After the rats were offered 0.1% sodium saccharin (Sac) as conditioned stimulus (CS), an intra peritoneal (i.p.) injection of several concentrations (5-30 mg/kg) of midazolam was followed by an i.p. injection of 0.15 M LiCl (2% of body weight) as unconditioned

stimulus (US). The rats, which acquired CTA by every CS-US paradigm, strongly avoided Sac on the 1st test day after conditioning and maintained the avoidance for 3 days. We have already reported that Sac intake abruptly increased on the 2nd test day and the almost complete extinction occurred on the 3rd click here test day after conditioning by injection of subhypnotic dose of propofol before LiCl-injection. In contrast, we found that subhypnotic dose of midazolam suppressed not only CTA acquisition, but also CTA retention. On the other hand, an alpha 2-adrenergic blocker, yohimbin (1 mg/kg) suppressed only the CIA retention. These results suggest that the subhypnotic doses of midazolam firstly affect the acquisition mechanism of the GSK3326595 in vivo CTA memory (CTAM), resulting the suppression of the retention of CTAM. (C) 2008 Elsevier Ireland Ltd. All rights reserved.”
“A physiologically based quantitative

model of the human ascending arousal system is used to study sleep deprivation after being calibrated on a small set of experimentally based criteria. The model includes the sleep-wake switch of mutual inhibition between nuclei which use monoaminergic neuromodulators, and the ventrolateral preoptic area. The system is driven by the circadian rhythm and sleep homeostasis. We use a small number of experimentally derived criteria to calibrate the model for sleep deprivation, then investigate model predictions for other experiments, demonstrating the scope of application.
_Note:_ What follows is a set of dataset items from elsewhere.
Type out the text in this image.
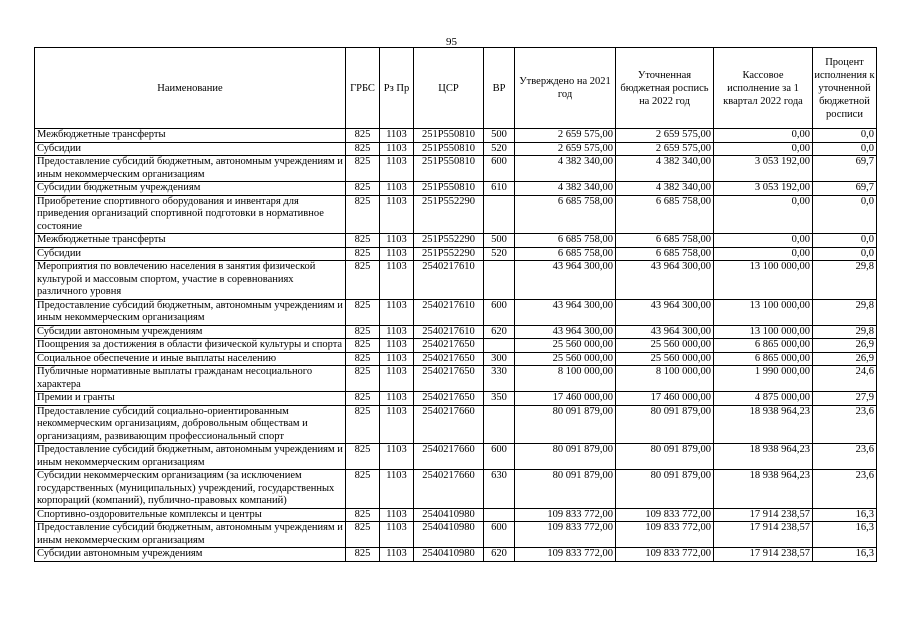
95
Наименование	ГРБС	Рз Пр	ЦСР	ВР	Утверждено на 2021 год	Уточненная бюджетная роспись на 2022 год	Кассовое исполнение за 1 квартал 2022 года	Процент исполнения к уточненной бюджетной росписи
Межбюджетные трансферты	825	1103	251P550810	500	2 659 575,00	2 659 575,00	0,00	0,0
Субсидии	825	1103	251P550810	520	2 659 575,00	2 659 575,00	0,00	0,0
Предоставление субсидий бюджетным, автономным учреждениям и иным некоммерческим организациям	825	1103	251P550810	600	4 382 340,00	4 382 340,00	3 053 192,00	69,7
Субсидии бюджетным учреждениям	825	1103	251P550810	610	4 382 340,00	4 382 340,00	3 053 192,00	69,7
Приобретение спортивного оборудования и инвентаря для приведения организаций спортивной подготовки в нормативное состояние	825	1103	251P552290		6 685 758,00	6 685 758,00	0,00	0,0
Межбюджетные трансферты	825	1103	251P552290	500	6 685 758,00	6 685 758,00	0,00	0,0
Субсидии	825	1103	251P552290	520	6 685 758,00	6 685 758,00	0,00	0,0
Мероприятия по вовлечению населения в занятия физической культурой и массовым спортом, участие в соревнованиях различного уровня	825	1103	2540217610		43 964 300,00	43 964 300,00	13 100 000,00	29,8
Предоставление субсидий бюджетным, автономным учреждениям и иным некоммерческим организациям	825	1103	2540217610	600	43 964 300,00	43 964 300,00	13 100 000,00	29,8
Субсидии автономным учреждениям	825	1103	2540217610	620	43 964 300,00	43 964 300,00	13 100 000,00	29,8
Поощрения за достижения в области физической культуры и спорта	825	1103	2540217650		25 560 000,00	25 560 000,00	6 865 000,00	26,9
Социальное обеспечение и иные выплаты населению	825	1103	2540217650	300	25 560 000,00	25 560 000,00	6 865 000,00	26,9
Публичные нормативные выплаты гражданам несоциального характера	825	1103	2540217650	330	8 100 000,00	8 100 000,00	1 990 000,00	24,6
Премии и гранты	825	1103	2540217650	350	17 460 000,00	17 460 000,00	4 875 000,00	27,9
Предоставление субсидий социально-ориентированным некоммерческим организациям, добровольным обществам и организациям, развивающим профессиональный спорт	825	1103	2540217660		80 091 879,00	80 091 879,00	18 938 964,23	23,6
Предоставление субсидий бюджетным, автономным учреждениям и иным некоммерческим организациям	825	1103	2540217660	600	80 091 879,00	80 091 879,00	18 938 964,23	23,6
Субсидии некоммерческим организациям (за исключением государственных (муниципальных) учреждений, государственных корпораций (компаний), публично-правовых компаний)	825	1103	2540217660	630	80 091 879,00	80 091 879,00	18 938 964,23	23,6
Спортивно-оздоровительные комплексы и центры	825	1103	2540410980		109 833 772,00	109 833 772,00	17 914 238,57	16,3
Предоставление субсидий бюджетным, автономным учреждениям и иным некоммерческим организациям	825	1103	2540410980	600	109 833 772,00	109 833 772,00	17 914 238,57	16,3
Субсидии автономным учреждениям	825	1103	2540410980	620	109 833 772,00	109 833 772,00	17 914 238,57	16,3
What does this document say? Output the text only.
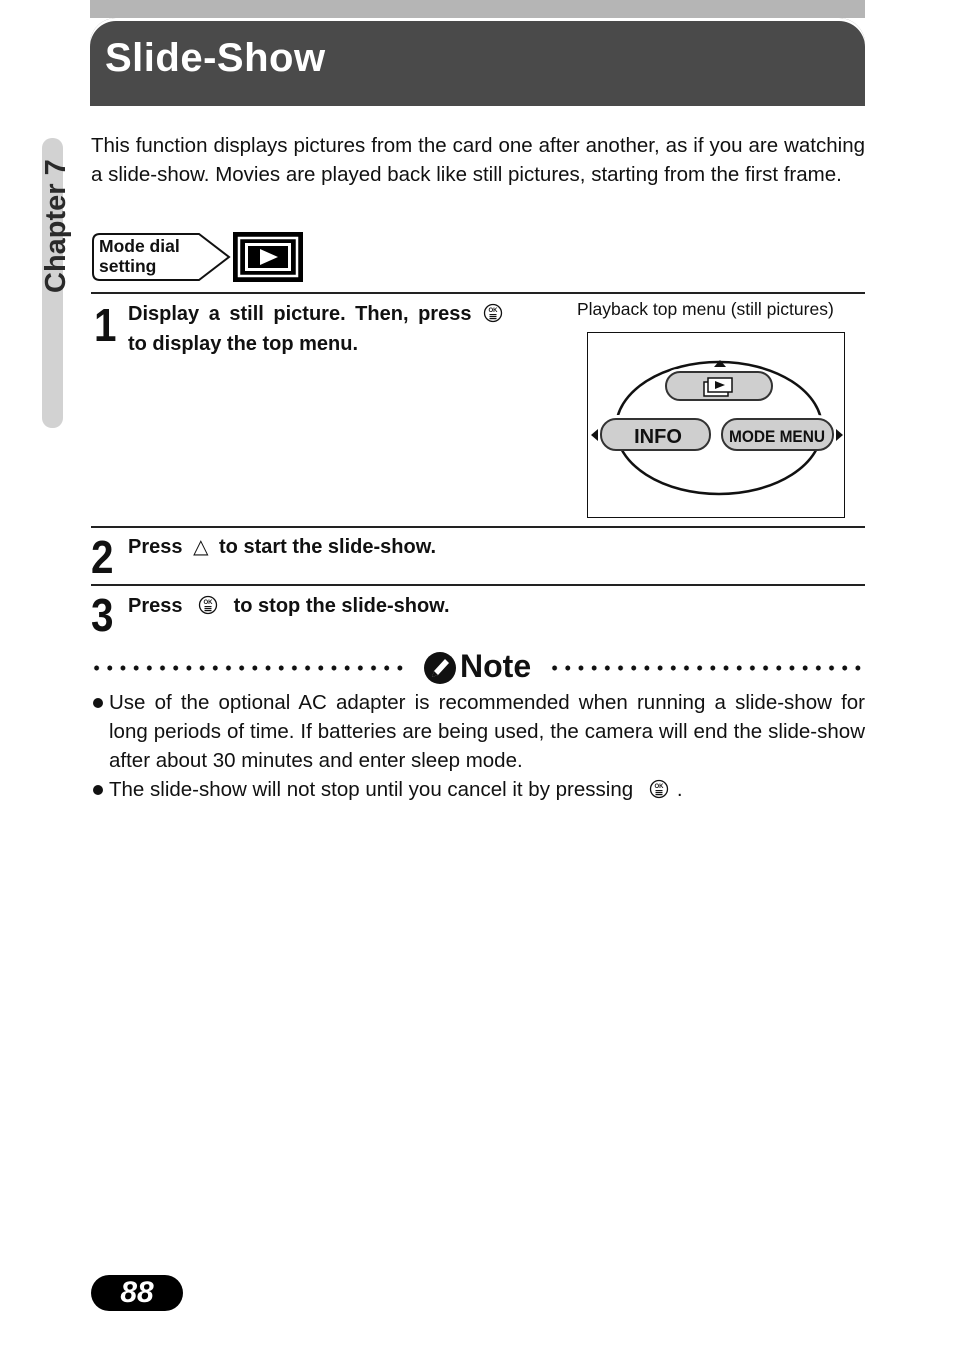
Slide-Show
Chapter 7
This function displays pictures from the card one after another, as if you are watching a slide-show. Movies are played back like still pictures, starting from the first frame.
Mode dial
setting
1 Display a still picture. Then, press	OK

to display the top menu.
Playback top menu (still pictures)
INFO	MODE MENU
2 Press △ to start the slide-show.
3 Press	OK to stop the slide-show.
Note
Use of the optional AC adapter is recommended when running a slide-show for long periods of time. If batteries are being used, the camera will end the slide-show after about 30 minutes and enter sleep mode.
The slide-show will not stop until you cancel it by pressing	OK .
88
Daporinad in vitro Calibration gives an improved parameter set, in which the form of the homeostatic drive is better constrained, and its weighting relative to the circadian drive is increased. Within the newly constrained parameter ranges, the model predicts

repayment of sleep debt consistent with experiment in both quantity and distribution, asymptoting to a maximum repayment for very long deprivations. Recovery is found to depend on circadian phase, and the model predicts that it is most efficient to recover during normal sleeping phases of the circadian cycle, in terms of the amount of recovery sleep required. The form of the homeostatic drive suggests that periods of wake during recovery from sleep deprivation are phases of relative recovery, in the sense that the homeostatic drive continues to converge toward baseline levels. This undermines the concept of sleep debt, and is in agreement with experimentally restricted recovery protocols. Finally, we compare our model to the two-process model, and demonstrate the power of physiologically based modeling by correctly predicting sleep latency times following deprivation from experimental data. (C) 2008 Elsevier Ltd.